Sahibini bekleyen koca bir çuval gibi bekliyor garda. Haydi diyorlar bana. Haydi gel al bizi!
Yoksa gar personeli atıp kilere kilitleyecek bizi üstümüze. Üzerine de KAYIP yazacak.
Beklemek değil benimkisi bekletilmekte. Neyse boşver .Beklemiş bilsin ahali bizi.
İşte beni karamsarlığa bu abes durumlar itiyor.
Belki de güzel olan hiçbirşeyin benim olmayışıydı beni buralara sürükleyen.

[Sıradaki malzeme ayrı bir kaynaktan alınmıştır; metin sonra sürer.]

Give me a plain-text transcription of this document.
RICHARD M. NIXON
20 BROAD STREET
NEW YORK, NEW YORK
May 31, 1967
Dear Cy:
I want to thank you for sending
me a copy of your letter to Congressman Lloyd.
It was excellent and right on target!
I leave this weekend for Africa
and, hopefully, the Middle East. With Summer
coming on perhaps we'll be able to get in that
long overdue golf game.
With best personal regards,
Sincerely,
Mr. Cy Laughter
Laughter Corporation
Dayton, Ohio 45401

Genç bir köy öğretmeni idealizmiyle sarılışımdı her işe. Uğraşlara daldım.
Uzun ve meşaggatli uğraşlara... Ama hiç rastlamadım aradığıma.
Küçük şeylerle de mutlu olunabilir safsatası o gün bugündür kandıramıyor beni.
Çünki mutluluğun küçüğünün büyüğünün olmayacağını benden iyi kim bilebilir ki?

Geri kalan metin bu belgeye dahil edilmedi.